10 de diciembre 2012 - 00:00

Aznar y el mejor tributo a Spinetta

Aznar y el mejor tributo a Spinetta
«Puentes amarillos. Aznar celebra la música de Spitta». Pedro Aznar. DBN y Tabriz 52214.

Cuando se hizo el concierto de los bosques de Palermo que dio origen a este disco, hacía poco menos de tres meses que Luis Alberto Spinetta había fallecido. Con buena parte de los músicos y, particularmente, de los amigos del Flaco más cerca al gobierno nacional, Pedro Aznar fue duramente criticado por ser parte de esta movida auspiciada por el Ministerio de Cultura de la Ciudad; y hasta se hicieron referencias, por cierto muy forzadas, sobre la elección del título del espectáculo, aunque fuera tomado de una canción del propio Spinetta, porque «el amarillo es el típico color macrista».

Desde el trágico final de Spinetta en los primeros días de febrero e incluso desde este recital en abril, han pasado unos cuantos meses. Esta mayor distancia debería poner paños fríos a los cuestionamientos y permitir quedarse con los resultados. Y es ahí donde no queda por hacer sino elogios. Pedro Aznar es, sin dudas, uno de los más brillantes cantantes que tiene la música popular argentina. Su cercanía con el Flaco avala el reconocimiento. Su austeridad artística está fuera de toda discusión.
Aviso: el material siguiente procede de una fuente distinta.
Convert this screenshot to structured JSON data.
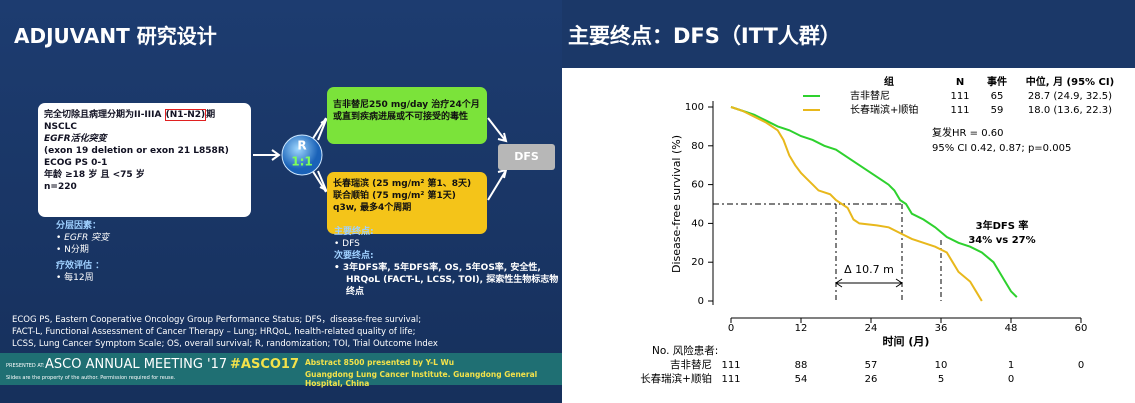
{
  "left": {
    "title": "ADJUVANT 研究设计",
    "eligibility": {
      "line1": [
        "完全切除且病理分期为II-IIIA ",
        "(N1-N2)",
        "期 NSCLC"
      ],
      "lines": [
        "EGFR活化突变",
        "(exon 19 deletion or exon 21 L858R)",
        "ECOG PS 0-1",
        "年龄 ≥18 岁 且 <75 岁",
        "n=220"
      ]
    },
    "randomization": [
      "R",
      "1:1"
    ],
    "arms": [
      "吉非替尼250 mg/day 治疗24个月或直到疾病进展或不可接受的毒性",
      "长春瑞滨 (25 mg/m² 第1、8天) 联合顺铂 (75 mg/m² 第1天) q3w, 最多4个周期"
    ],
    "outcome": "DFS",
    "stratification": {
      "title": "分层因素：",
      "items": [
        "EGFR 突变",
        "N分期"
      ]
    },
    "assessment": {
      "title": "疗效评估 ：",
      "items": [
        "每12周"
      ]
    },
    "endpoints": {
      "primary_title": "主要终点:",
      "primary": [
        "DFS"
      ],
      "secondary_title": "次要终点:",
      "secondary": [
        "3年DFS率, 5年DFS率, OS, 5年OS率, 安全性, HRQoL (FACT-L, LCSS, TOI), 探索性生物标志物终点"
      ]
    },
    "footnote": [
      "ECOG PS, Eastern Cooperative Oncology Group Performance Status; DFS，disease-free survival;",
      "FACT-L, Functional Assessment of Cancer Therapy – Lung; HRQoL, health-related quality of life;",
      "LCSS, Lung Cancer Symptom Scale; OS, overall survival; R, randomization; TOI, Trial Outcome Index"
    ],
    "banner": {
      "presented": "PRESENTED AT:",
      "meeting": "ASCO ANNUAL MEETING '17",
      "hashtag": "#ASCO17",
      "note": "Slides are the property of the author. Permission required for reuse.",
      "abstract": "Abstract 8500 presented by Y-L Wu",
      "institute": "Guangdong Lung Cancer Institute. Guangdong General Hospital, China"
    }
  },
  "chart_data": {
    "type": "line",
    "title": "主要终点：DFS（ITT人群）",
    "xlabel": "时间 (月)",
    "ylabel": "Disease-free survival (%)",
    "xlim": [
      0,
      60
    ],
    "xticks": [
      0,
      12,
      24,
      36,
      48,
      60
    ],
    "ylim": [
      0,
      100
    ],
    "yticks": [
      0,
      20,
      40,
      60,
      80,
      100
    ],
    "legend_header": [
      "组",
      "N",
      "事件",
      "中位, 月 (95% CI)"
    ],
    "series": [
      {
        "name": "吉非替尼",
        "color": "#2ed12e",
        "n": 111,
        "events": 65,
        "median": "28.7 (24.9, 32.5)",
        "x": [
          0,
          2,
          4,
          6,
          8,
          10,
          12,
          14,
          16,
          18,
          20,
          22,
          24,
          26,
          27,
          28,
          29,
          30,
          31,
          33,
          35,
          37,
          39,
          41,
          43,
          45,
          46,
          47,
          48,
          49
        ],
        "values": [
          100,
          98,
          96,
          93,
          90,
          88,
          85,
          83,
          80,
          78,
          74,
          70,
          66,
          62,
          60,
          57,
          52,
          50,
          45,
          42,
          38,
          33,
          30,
          28,
          25,
          20,
          15,
          10,
          5,
          2
        ]
      },
      {
        "name": "长春瑞滨+顺铂",
        "color": "#e8b81c",
        "n": 111,
        "events": 59,
        "median": "18.0 (13.6, 22.3)",
        "x": [
          0,
          2,
          4,
          6,
          8,
          9,
          10,
          11,
          12,
          13,
          14,
          15,
          17,
          18,
          19,
          20,
          21,
          22,
          25,
          27,
          29,
          31,
          33,
          35,
          37,
          38,
          39,
          41,
          42,
          43
        ],
        "values": [
          100,
          98,
          95,
          92,
          88,
          83,
          75,
          70,
          66,
          63,
          60,
          57,
          55,
          52,
          50,
          48,
          42,
          40,
          39,
          38,
          35,
          32,
          30,
          28,
          25,
          20,
          15,
          10,
          5,
          0
        ]
      }
    ],
    "annotations": {
      "hr": [
        "复发HR = 0.60",
        "95% CI 0.42, 0.87; p=0.005"
      ],
      "delta": "Δ 10.7 m",
      "dfs3": [
        "3年DFS 率",
        "34% vs 27%"
      ]
    },
    "risk_table": {
      "title": "No. 风险患者:",
      "rows": [
        {
          "name": "吉非替尼",
          "values": [
            111,
            88,
            57,
            10,
            1,
            0
          ]
        },
        {
          "name": "长春瑞滨+顺铂",
          "values": [
            111,
            54,
            26,
            5,
            0,
            null
          ]
        }
      ]
    }
  }
}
Y su emoción para acercarse con su voz a una obra que es monumental le pone la frutilla al postre.

Aznar se manejó con pocos instrumentos; a veces sencillamente con la guitarra tocada por él mismo. Tuvo como invitados al legendario baterista Pomo -un ex spinetteano puro-, al pianista Andrés Beeuwsaert y a la cantante Roxana Amed para compartir «Durazno sangrando» y «Barro tal vez». Seleccionó una larga lista de grandes y diversas composiciones del homenajeado. Y redondeó un álbum doble que es, hasta el momento, el mejor tributo editado para el genial Spinetta.